Les couleurs de l’agriculture

Jean-Philippe Arnaud

L’assemblée générale de la FNSEA 44 le 28 janvier a réuni 200 personnes qui ont pu suivre des débats hauts en couleurs.
L’assemblée générale de la FNSEA 44 le 28 janvier a réuni 200 personnes qui ont pu suivre des débats hauts en couleurs.

Comme tous les ans, la FNSEA 44 a tenu son assemblée générale. Daniel Prieur, secrétaire général adjoint de la FNSEA, était présent à cette occasion, le 28 janvier dernier à Saint-Herblain.

L’assemblée générale de la FNSEA 44, qui s’est déroulée le 28 janvier, aura été haute en couleurs. Les fauteuils de la salle y auront peut-être contribué mais ce sont surtout les tonalités des interventions ayant rythmé la soirée qui ont abouti à un surprenant patchwork. Les 200 esthètes présents ont apprécié le tableau.

La couleur du deuil

Après un rapport d’activités vidéo retraçant les événements marquants de 2013, le noir a paré le début de la soirée. Un hommage a en effet été rendu à Jean-Michel Lemétayer, disparu il y a quelques mois, qui avait un vrai attachement pour la Loire-Atlantique. Un sentiment réciproque, comme l’a rappelé Alain Bernier, président de la FNSEA 44, pour qui l’ancien président de la FNSEA était « quelqu’un qui aimait les gens. Et il faut aimer les gens quand on fait du syndicalisme. Il manque à la FNSEA et à tous les agriculteurs ».

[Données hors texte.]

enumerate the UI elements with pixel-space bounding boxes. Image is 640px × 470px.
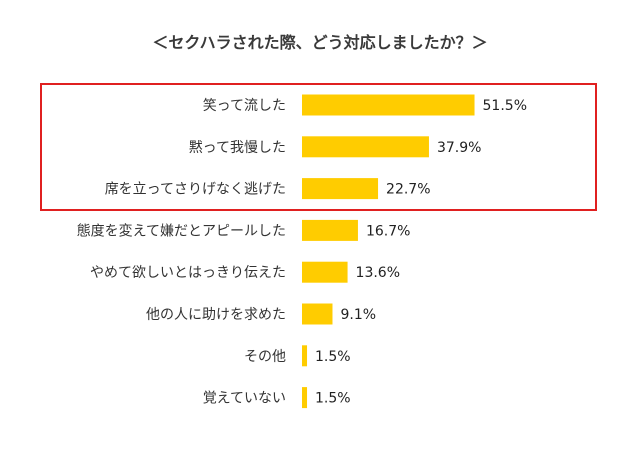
value-label: 51.5% <box>483 98 527 114</box>
bar <box>302 136 429 158</box>
category-label: その他 <box>244 349 286 365</box>
value-label: 9.1% <box>340 307 376 323</box>
category-label: 黙って我慢した <box>189 139 286 156</box>
category-label: 他の人に助けを求めた <box>146 307 286 323</box>
value-label: 22.7% <box>386 182 430 198</box>
bars-layer: 笑って流した 51.5% 黙って我慢した 37.9% 席を立ってさりげなく逃げた 22.7… <box>77 94 527 409</box>
chart-title: ＜セクハラされた際、どう対応しましたか？＞ <box>152 33 487 52</box>
bar <box>302 261 348 283</box>
value-label: 37.9% <box>437 140 481 156</box>
value-label: 1.5% <box>315 349 351 365</box>
value-label: 13.6% <box>356 265 400 281</box>
category-label: 覚えていない <box>203 391 286 407</box>
highlight-box <box>40 83 597 211</box>
category-label: 笑って流した <box>203 98 286 114</box>
category-label: やめて欲しいとはっきり伝えた <box>90 265 286 281</box>
bar <box>302 387 308 409</box>
category-label: 席を立ってさりげなく逃げた <box>105 182 286 198</box>
bar <box>302 94 475 116</box>
bar <box>302 178 379 200</box>
bar <box>302 303 333 325</box>
category-label: 態度を変えて嫌だとアピールした <box>77 222 286 239</box>
bar <box>302 345 308 367</box>
bar <box>302 219 358 241</box>
value-label: 16.7% <box>366 223 410 239</box>
value-label: 1.5% <box>315 391 351 407</box>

Dessine-moi l’environnement

Les débats se sont ensuite ouverts, à l’initiative des interventions cantonales (voir page 4 et suivantes). Le vert est la couleur emblématique de la FNSEA, ou tout au moins de son logo. Mais le vert fait aussi tâche dans le panorama agricole, à cause de la prééminence de l’environnement. « C’est le sujet numéro un et le dossier majeur pour les cinq à dix ans qui viennent », prévient Daniel Prieur, secrétaire général ad­joint de la FNSEA. « Pour nous, c’est demain le droit d’exercer encore notre métier qui est en jeu ». À n’en pas douter, ce thème est effectivement au cœur des préoccupations des agriculteurs : preuve en est, quasiment tous les cantons ont tenté de gommer les débordements de l’écologie excessive dans leurs interventions. Alain Bernier, président de la FNSEA 44, a d’ailleurs résumé de manière très pragmatique la situation : « la loi sur l’eau qui était censée protéger le marais est en train de le tuer ». Illustrant les discussions difficiles avec la Dreal sur ces problématiques, il s’est interrogé, non sans une pointe d’humour, sur le fait « que les parents des DDTM soient tous agriculteurs et ceux des Dreal tous écologistes ». Pour Daniel Prieur, « il faut traiter ce dossier en professionnel : il nous fallait des juristes en droit rural par le passé, il nous faut maintenant aussi des juristes en environnement pour nous aider à nous défendre ». Le ton est donné, le vert est finalement la couleur du désespoir.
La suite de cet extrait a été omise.